Extrait de « Libération » du 26.07.07 : Une école qui exclut sans bruit

Livre. Le directeur de Sciences Po frappe fort. Il s’attaque aux tabous du mythe républicain de l’éducation française.

« Sciences-Po. De la Courneuve à Shanghai » Richard Descoings, 502 pp., 22,50 euros, Sciences-Po les Presses.

Un coup de boutoir sur le socle prétendument fondamental de notre pays, le pilier qu’il n’est pas question de faire bouger sans que, croit-on, tout l’édifice ne s’effondre : le modèle républicain de l’éducation française. C’est le combat mené par Richard Descoings, directeur de Sciences-Po, dans son dernier ouvrage.

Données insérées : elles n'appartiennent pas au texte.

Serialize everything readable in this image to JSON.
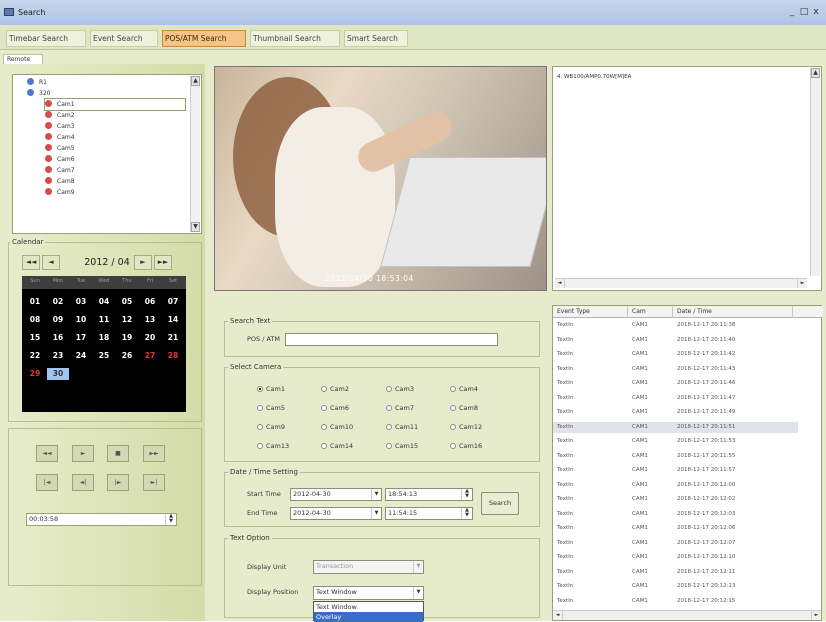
{
  "window": {
    "title": "Search",
    "min_label": "_",
    "max_label": "□",
    "close_label": "x"
  },
  "tabs": [
    {
      "label": "Timebar Search"
    },
    {
      "label": "Event Search"
    },
    {
      "label": "POS/ATM Search"
    },
    {
      "label": "Thumbnail Search"
    },
    {
      "label": "Smart Search"
    }
  ],
  "subtab": "Remote",
  "tree": {
    "nodes": [
      {
        "label": "R1"
      },
      {
        "label": "320"
      },
      {
        "label": "Cam1"
      },
      {
        "label": "Cam2"
      },
      {
        "label": "Cam3"
      },
      {
        "label": "Cam4"
      },
      {
        "label": "Cam5"
      },
      {
        "label": "Cam6"
      },
      {
        "label": "Cam7"
      },
      {
        "label": "Cam8"
      },
      {
        "label": "Cam9"
      }
    ]
  },
  "calendar": {
    "label": "Calendar",
    "month": "2012 / 04",
    "nav": [
      "◄◄",
      "◄",
      "►",
      "►►"
    ],
    "dow": [
      "Sun",
      "Mon",
      "Tue",
      "Wed",
      "Thu",
      "Fri",
      "Sat"
    ],
    "weeks": [
      [
        "01",
        "02",
        "03",
        "04",
        "05",
        "06",
        "07"
      ],
      [
        "08",
        "09",
        "10",
        "11",
        "12",
        "13",
        "14"
      ],
      [
        "15",
        "16",
        "17",
        "18",
        "19",
        "20",
        "21"
      ],
      [
        "22",
        "23",
        "24",
        "25",
        "26",
        "27",
        "28"
      ],
      [
        "29",
        "30",
        "",
        "",
        "",
        "",
        ""
      ]
    ]
  },
  "playback": {
    "row1": [
      "◄◄",
      "►",
      "■",
      "►►"
    ],
    "row2": [
      "|◄",
      "◄|",
      "|►",
      "►|"
    ],
    "time": "00:03:58",
    "spin_up": "▲",
    "spin_down": "▼"
  },
  "video": {
    "timestamp": "2012/04/30 18:53:04"
  },
  "text_window": {
    "line": "4. WB100/AMP0.70W[M]EA",
    "scroll_left": "◄",
    "scroll_right": "►",
    "scroll_up": "▲",
    "scroll_down": "▼"
  },
  "search_text": {
    "label": "Search Text",
    "pos_label": "POS / ATM",
    "pos_value": ""
  },
  "select_camera": {
    "label": "Select Camera",
    "cams": [
      "Cam1",
      "Cam2",
      "Cam3",
      "Cam4",
      "Cam5",
      "Cam6",
      "Cam7",
      "Cam8",
      "Cam9",
      "Cam10",
      "Cam11",
      "Cam12",
      "Cam13",
      "Cam14",
      "Cam15",
      "Cam16"
    ],
    "selected": "Cam1"
  },
  "date_time": {
    "label": "Date / Time Setting",
    "start_label": "Start Time",
    "start_date": "2012-04-30",
    "start_time": "18:54:13",
    "end_label": "End Time",
    "end_date": "2012-04-30",
    "end_time": "11:54:15",
    "search_label": "Search",
    "dd_arrow": "▼",
    "spin_up": "▲",
    "spin_down": "▼"
  },
  "text_option": {
    "label": "Text Option",
    "unit_label": "Display Unit",
    "unit_value": "Transaction",
    "position_label": "Display Position",
    "position_value": "Text Window",
    "position_options": [
      "Text Window",
      "Overlay"
    ]
  },
  "event_table": {
    "headers": [
      "Event Type",
      "Cam",
      "Date / Time"
    ],
    "rows": [
      [
        "TextIn",
        "CAM1",
        "2018-12-17 20:11:38"
      ],
      [
        "TextIn",
        "CAM1",
        "2018-12-17 20:11:40"
      ],
      [
        "TextIn",
        "CAM1",
        "2018-12-17 20:11:42"
      ],
      [
        "TextIn",
        "CAM1",
        "2018-12-17 20:11:43"
      ],
      [
        "TextIn",
        "CAM1",
        "2018-12-17 20:11:46"
      ],
      [
        "TextIn",
        "CAM1",
        "2018-12-17 20:11:47"
      ],
      [
        "TextIn",
        "CAM1",
        "2018-12-17 20:11:49"
      ],
      [
        "TextIn",
        "CAM1",
        "2018-12-17 20:11:51"
      ],
      [
        "TextIn",
        "CAM1",
        "2018-12-17 20:11:53"
      ],
      [
        "TextIn",
        "CAM1",
        "2018-12-17 20:11:55"
      ],
      [
        "TextIn",
        "CAM1",
        "2018-12-17 20:11:57"
      ],
      [
        "TextIn",
        "CAM1",
        "2018-12-17 20:12:00"
      ],
      [
        "TextIn",
        "CAM1",
        "2018-12-17 20:12:02"
      ],
      [
        "TextIn",
        "CAM1",
        "2018-12-17 20:12:03"
      ],
      [
        "TextIn",
        "CAM1",
        "2018-12-17 20:12:06"
      ],
      [
        "TextIn",
        "CAM1",
        "2018-12-17 20:12:07"
      ],
      [
        "TextIn",
        "CAM1",
        "2018-12-17 20:12:10"
      ],
      [
        "TextIn",
        "CAM1",
        "2018-12-17 20:12:11"
      ],
      [
        "TextIn",
        "CAM1",
        "2018-12-17 20:12:13"
      ],
      [
        "TextIn",
        "CAM1",
        "2018-12-17 20:12:15"
      ]
    ],
    "highlighted_row": 7,
    "scroll_left": "◄",
    "scroll_right": "►"
  }
}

L’école républicaine est-elle vraiment égalitaire, comme on l’affirme encore pour refuser toute idée de quotas ou de discrimination positive qui donneraient un avantage - « injuste » - aux désavantagés ?

Absolument pas, explique Richard Descoings, « l’égalité formelle de traitement n’est pas la garantie de l’égalité des chances, et encore moins de la justice et de l’équité ». Ce n’est pas parce qu’on suit les mêmes programmes, passe le même bac, essaie de décrocher les mêmes diplômes nationaux et les mêmes concours qu’on a la même chance : « Belle égalité qui place sur une même ligne de départ des jeunes gens si différemment préparés à ce type de compétition. Cette égalité républicaine qui permet d’exclure sans bruit et en toute bonne conscience les non-initiés. »

Le directeur de Sciences-Po, école d’élite, a affronté le tollé des partisans de la « méritocratie républicaine » quand il a organisé un concours d’entrée spécial pour les jeunes exclus des centres-ville, victimes de leur classe sociale et de leur zone géographique, élèves des lycées de ZEP.

Bousculant les clivages du système français, Descoings a installé des classes de préparation à Sciences-Po dans les banlieues, créé d’autres Sciences-Po en province grâce à un partenariat avec les régions, et aussi une école de journalisme, une formation d’avocats, il a ouvert son école aux étudiants étrangers, signé des diplômes communs avec les plus grandes universités du monde. Chaque fois critiqué par les institutionnels, il rappelle qu’en 2005 une violente réunion avec toutes les autorités de l’éducation nationale s’était terminée par cette injonction : « Choisissez un terrain de jeu, et tenez-y vous ! »

Mais Descoings avance, maintenant c’est sur un projet de lycée expérimental en Seine-Saint-Denis. Et, de proposer, dans son livre, de multiples solutions finalement assez simples - sauf qu’elles sont contraires à ces fameux tabous du modèle républicain. Pour les universités, il pense qu’il faut en finir avec la distribution des deniers de l’Etat sur la seule base du nombre d’étudiants qui perpétue « l’égalité dans l’insuffisance » - l’égalité dans l’échec des étudiants de premier cycle, l’égalité dans les terribles conditions de travail, dans les salaires des enseignants.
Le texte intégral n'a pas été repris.